The way that most organizational life works is a cycle. The organization strives for routine process. Once they are in place, things run smoothly until the chaos happens. The chaos is any of a thousand events from a merger or reorganization to an economic downturn to a new product launch. Each chaotic event interrupts the routine. The organization works hard to re establish a new routine that includes whatever was learned in the chaos.

That’s the cycle of organizational life. Routine precedes chaos which precedes routine. As an organization, it is the conversion of chaos into routine that propels us forward. (Or maybe its the other way around or maybe its both.)

In each transition between routine, chaos and back again, machines must be retrained.  While they are being retrained, the quality of their decisions declines. This decision variability is impossible for the machine to understand. The humans who supervise the machine must be the ones to understand and evaluate the quality of the machine’s work.

Since the machine can’t understand its own limitations (they are much like young humans in this regard), their supervisors and managers must do it for them. In our research, we call this the ‘Latency Problem.’ The difference between what the machine understands and reality is a high risk source of discontinuities and ‘learning mishaps.’

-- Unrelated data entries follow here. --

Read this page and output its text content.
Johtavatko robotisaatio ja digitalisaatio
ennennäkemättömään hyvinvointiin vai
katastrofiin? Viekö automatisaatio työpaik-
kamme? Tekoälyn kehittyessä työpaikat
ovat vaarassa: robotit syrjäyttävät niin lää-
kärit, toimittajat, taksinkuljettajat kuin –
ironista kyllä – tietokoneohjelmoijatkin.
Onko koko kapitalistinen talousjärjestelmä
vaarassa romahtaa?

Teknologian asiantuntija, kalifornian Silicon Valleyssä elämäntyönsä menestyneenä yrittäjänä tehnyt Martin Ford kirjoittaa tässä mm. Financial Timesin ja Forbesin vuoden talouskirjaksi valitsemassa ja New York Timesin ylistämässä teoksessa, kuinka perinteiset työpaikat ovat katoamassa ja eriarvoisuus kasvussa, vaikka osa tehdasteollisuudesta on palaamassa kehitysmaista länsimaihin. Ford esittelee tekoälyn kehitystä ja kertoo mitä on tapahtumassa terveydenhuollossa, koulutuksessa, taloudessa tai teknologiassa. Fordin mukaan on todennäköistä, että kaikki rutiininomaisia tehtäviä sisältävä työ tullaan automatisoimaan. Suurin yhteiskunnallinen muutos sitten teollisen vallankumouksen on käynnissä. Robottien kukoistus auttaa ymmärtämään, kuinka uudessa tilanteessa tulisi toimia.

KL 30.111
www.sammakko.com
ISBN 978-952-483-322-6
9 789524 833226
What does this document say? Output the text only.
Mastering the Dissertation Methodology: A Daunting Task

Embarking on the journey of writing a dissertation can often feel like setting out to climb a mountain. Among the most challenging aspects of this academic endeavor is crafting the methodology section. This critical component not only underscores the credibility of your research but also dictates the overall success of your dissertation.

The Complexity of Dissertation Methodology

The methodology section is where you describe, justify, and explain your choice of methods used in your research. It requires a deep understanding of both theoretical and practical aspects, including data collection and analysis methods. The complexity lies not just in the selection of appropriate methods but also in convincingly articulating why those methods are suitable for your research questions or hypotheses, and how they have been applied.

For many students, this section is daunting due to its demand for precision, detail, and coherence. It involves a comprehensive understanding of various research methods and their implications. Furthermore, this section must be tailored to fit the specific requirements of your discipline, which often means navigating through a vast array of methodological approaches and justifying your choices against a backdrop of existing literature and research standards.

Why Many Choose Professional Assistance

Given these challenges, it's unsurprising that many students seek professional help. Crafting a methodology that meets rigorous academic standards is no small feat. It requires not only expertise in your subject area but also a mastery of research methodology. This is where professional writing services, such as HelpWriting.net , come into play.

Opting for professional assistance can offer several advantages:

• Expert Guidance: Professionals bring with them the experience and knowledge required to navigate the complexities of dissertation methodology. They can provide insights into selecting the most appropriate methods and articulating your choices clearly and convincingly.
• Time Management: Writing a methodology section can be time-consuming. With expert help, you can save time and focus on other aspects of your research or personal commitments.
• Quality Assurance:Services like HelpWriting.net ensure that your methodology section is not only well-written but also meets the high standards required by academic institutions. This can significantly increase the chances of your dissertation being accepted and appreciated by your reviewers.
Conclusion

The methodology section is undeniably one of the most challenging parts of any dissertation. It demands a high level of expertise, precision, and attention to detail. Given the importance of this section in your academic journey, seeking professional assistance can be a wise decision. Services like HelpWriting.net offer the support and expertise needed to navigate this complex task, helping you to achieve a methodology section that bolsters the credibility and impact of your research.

The machine’s ability to perform predictably is the result of a combination of factors:

  • Quality of the Underlying Model. For the most part, data models are judged to be acceptable if they can predict a percentage of last year’s results. That does not mean that they have a clear picture of reality (and that’s where some of the risk lies).
  • Traing Effectiveness. The difference between 80% and something better comes from allowing the system to learn based on real time data. This is a pure volume game. The more instances in the training set, the better the model will perform.
  • Latency. The machine sees the world through the narrow lens of things that can be measured. When circumstances change, it must retrain. Latency is the difference between the real world and the machine’s picture. At. its worst, latency means things are garbled. At best, it’s like ther difference between a color photo and a black and white version.
  • Task Complexity. Simpler tasks involving a repeatable decision tree and yes or no answers work best. Complicated realtime judgments in rapidly changing circumstances are much more difficult.
  • Data Quality. Self reported data manually entered by humans is the worst. Data that comes directly from measurements that a machine makes is the best. There is every reason to believe that personality assessments will improve in quality because they are increasingly relying on machine generated data.
  • Feedback Loop. When the machine errs or can not perform (resulting in a blank screen or a call to a human for assistance), there must be a way to simultaneously answer the question and pass the feedback about the defect to the right place.
  • Self Diagnostics. This is the trickiest. The machine should be able to tell you when it suspects that its answer is incorrect.

With each new installation of an intelligent function, you need a ‘manager’ who:

  • Understands the whole organization well enough to troubleshoot multiple issues simulataneously
  • Understands the data sources well enough to evaluate their quality
  • Understands how to ‘fix’ the errant AI.

Implementing an AI project will involve training and retraining the tool itself, the users, the managers of the users, the managers of the tool in usage and development, and the overall management team. It’s a complex undertaking and the foundation of an argument that you can’t implement AI without an overarching transformation process.